By Richard Mineards   |   September 12, 2019
Charley Wiley, Hope Knightley, and Fabian Leyva-Barragan at the Santa Barbara Museum of Art (photo by Priscilla)
Starr Siegele, Julia Louis-Dreyfus, Larry Feinberg, and Brad Hall at the Salt & Silver exhibition opening (photo by Priscilla)
Dick and Melanie Trent De Schatter at SBMA (photo by Priscilla)

Santa Barbara Museum of Art is accentuating the negative with its latest exhibition Salt & Silver.

The show, featuring more than 100 seldom-displayed salt prints from the Wilson Centre for Photography in London, provides a rare chance to experience some of the earliest photographs ever made by many of the most important and groundbreaking figures in the history of the photographic medium.

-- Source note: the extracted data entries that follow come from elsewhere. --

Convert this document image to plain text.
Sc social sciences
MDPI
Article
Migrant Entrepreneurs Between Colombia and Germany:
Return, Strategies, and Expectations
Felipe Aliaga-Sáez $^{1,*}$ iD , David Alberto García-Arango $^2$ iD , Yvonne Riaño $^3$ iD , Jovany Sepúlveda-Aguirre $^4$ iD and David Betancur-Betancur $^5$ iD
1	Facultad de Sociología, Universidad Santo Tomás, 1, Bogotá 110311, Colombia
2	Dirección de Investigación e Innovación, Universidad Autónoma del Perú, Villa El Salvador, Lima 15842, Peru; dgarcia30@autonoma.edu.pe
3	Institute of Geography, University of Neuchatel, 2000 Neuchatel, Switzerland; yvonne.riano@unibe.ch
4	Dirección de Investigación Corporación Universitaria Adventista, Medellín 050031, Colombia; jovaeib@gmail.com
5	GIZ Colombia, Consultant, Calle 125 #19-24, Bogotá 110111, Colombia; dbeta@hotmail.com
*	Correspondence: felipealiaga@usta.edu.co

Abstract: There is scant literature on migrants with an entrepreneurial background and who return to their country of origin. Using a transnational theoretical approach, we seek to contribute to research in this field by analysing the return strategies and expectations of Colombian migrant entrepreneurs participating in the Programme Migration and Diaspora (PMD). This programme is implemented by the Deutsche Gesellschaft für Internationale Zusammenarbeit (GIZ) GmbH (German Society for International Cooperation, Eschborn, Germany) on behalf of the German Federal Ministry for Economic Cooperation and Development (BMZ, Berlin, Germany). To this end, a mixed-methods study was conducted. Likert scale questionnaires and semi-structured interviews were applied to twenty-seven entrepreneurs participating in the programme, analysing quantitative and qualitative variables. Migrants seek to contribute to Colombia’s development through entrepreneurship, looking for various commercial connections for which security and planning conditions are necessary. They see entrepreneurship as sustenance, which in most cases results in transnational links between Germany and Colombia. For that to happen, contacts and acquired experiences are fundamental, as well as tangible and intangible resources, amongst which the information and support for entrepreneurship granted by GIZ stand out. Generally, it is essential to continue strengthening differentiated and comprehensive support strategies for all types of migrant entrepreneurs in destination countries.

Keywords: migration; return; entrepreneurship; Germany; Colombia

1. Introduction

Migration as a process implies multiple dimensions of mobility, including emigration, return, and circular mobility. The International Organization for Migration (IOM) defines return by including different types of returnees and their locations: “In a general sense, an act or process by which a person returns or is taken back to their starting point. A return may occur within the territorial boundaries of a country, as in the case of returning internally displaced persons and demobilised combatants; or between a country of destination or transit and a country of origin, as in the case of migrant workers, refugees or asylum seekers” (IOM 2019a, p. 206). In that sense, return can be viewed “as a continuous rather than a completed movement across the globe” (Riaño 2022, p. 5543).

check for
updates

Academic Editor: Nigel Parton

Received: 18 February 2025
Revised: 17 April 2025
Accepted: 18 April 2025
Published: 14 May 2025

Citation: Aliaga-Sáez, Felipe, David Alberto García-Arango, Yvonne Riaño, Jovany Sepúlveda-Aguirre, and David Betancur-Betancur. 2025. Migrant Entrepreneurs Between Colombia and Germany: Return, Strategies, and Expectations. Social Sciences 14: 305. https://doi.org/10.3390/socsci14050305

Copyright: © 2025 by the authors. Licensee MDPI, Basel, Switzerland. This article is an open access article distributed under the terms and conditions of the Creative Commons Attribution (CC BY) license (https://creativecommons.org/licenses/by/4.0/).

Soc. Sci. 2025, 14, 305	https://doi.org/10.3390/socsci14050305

It surveys the first two decades of photography’s evolution through the salted paper print process, unveiled in 1839 by the English scientist and scholar William Henry Fox Talbot. It was efficient, portable, and versatile, traits that allowed the practice of photography across the globe from the early 1840s onward.

Salt & Silver features the work of more than 40 practitioners, with one of the highlights including Talbot’s photo of Nelson’s column under construction in Trafalgar Square in 1844.

Lens lovers turning out for the show, which runs through December 8, included Hannah-Beth Jackson, actress Julia Louis-Dreyfus and Brad Hall, Penny Jenkins, Anne Luther, Bob Johnson and Lisa Reich, Nancy Schlosser, Peggy Wiley and Wilson Quarre, and Michael and Penny Arntz.